Pour ceux de ma génération, voir Guy Debord (1931-1994) entrer par la grande porte à la Bibliothèque nationale de France fait un drôle d’effet : en effet, pour certains d’entre nous - et moi en particulier - il a été, avec son complice Raoul Vaneigem (né en 1934), le véritable initiateur des événements de mai 1968. Leurs livres phares ont paru la même année, en 1967, la Société du spectacle chez Buchet/Chastel pour le premier, le Traité de savoir-vivre pour les jeunes générations chez Gallimard pour le second. Les numéros de l’Internationale situationniste circulaient en France de manière très discrète car cette soi-disant internationale ne comptait qu’une dizaine de membres. Depuis le départ des artistes fondateurs, surtout d’Asger Jorn, elle était devenue la chose de Debord. Ce fut une aventure presque solitaire, car il ne s’agissait pas d’un groupe politique, comme on l’entendait en général, mais une officine de réflexions touchant à tous les domaines de la connaissance. Elle n’avait d’équivalent que le petit cercle de Socialisme ou barbarie animé par Claude Lefort et Cornélius Castoriadis, qui était rapidement sorti deux ans après sa création en 1946, est sorti la sphère théorique du trotskisme pour publier une revue de ce nom à partir de 1949. Son influence se limitera à des intellectuels dissidents du PCF ou de l’OCI et son mensuel, Pouvoir ouvrier, qui cesse de paraître en 1963 donnera naissance à un autre groupe portant ce même nom. Socialisme ou barbarie arrête ses publications deux ans plus tard. Il est évident que sa critique du capitalisme d’Etat en URSS a eu une influence sur l’IS, car on retrouvera un certain nombre de thèses avançant par ses membres dans le petit milieu gouverné d’une main de fer par Debord.
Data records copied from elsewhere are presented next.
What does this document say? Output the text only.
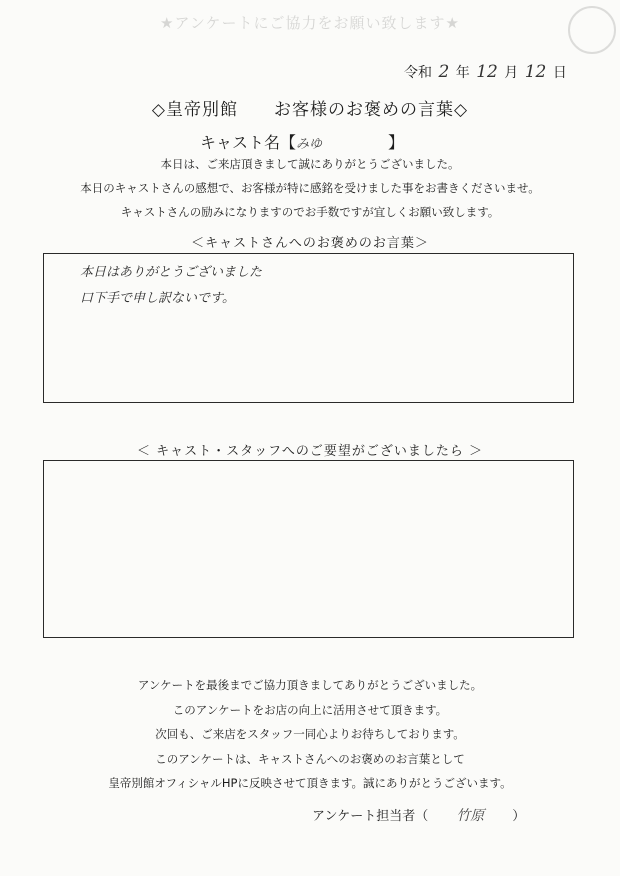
★アンケートにご協力をお願い致します★
令和 2 年 12 月 12 日
◇皇帝別館　　お客様のお褒めの言葉◇
キャスト名【みゆ	】
本日は、ご来店頂きまして誠にありがとうございました。
本日のキャストさんの感想で、お客様が特に感銘を受けました事をお書きくださいませ。
キャストさんの励みになりますのでお手数ですが宜しくお願い致します。
＜キャストさんへのお褒めのお言葉＞
本日はありがとうございました
口下手で申し訳ないです。
＜ キャスト・スタッフへのご要望がございましたら ＞
アンケートを最後までご協力頂きましてありがとうございました。
このアンケートをお店の向上に活用させて頂きます。
次回も、ご来店をスタッフ一同心よりお待ちしております。
このアンケートは、キャストさんへのお褒めのお言葉として
皇帝別館オフィシャルHPに反映させて頂きます。誠にありがとうございます。
アンケート担当者（ 竹原 ）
         Le catalogue de l’exposition de la BnF est curieux car il est constitué d’une multitude de petits articles, dont la plupart sont d’ailleurs très pertinents, mais qui empêchent d’avoir une vision synthétique du personnage et de sa pensée. On y trouve une masse de documents très précieux, des photographies, des tracts, des publications en tous genres, des bandes dessinées détournées, des lettres. En somme, un vrai travail de rat de bibliothèque ! Par exemple, il n’est pas tout à fin simple de comprendre son histoire au sein du mouvement lettriste et ses premiers pas au sein de l’IS, dont il a été l’un des créateurs. Entre le cinéma et l’idée d’un traité de la guerre à la Sun Tzu (VIe siècle avant notre ère), sa vaste correspondant (pas moins de huit volumes !), on se perds rapidement dans les dédales de cette personnalité complexe. Mais il n’en reste pas moins qu’il a influencé son temps et qu’il est dommage que mai 68 l’a finalement vulgarisé et aseptisé.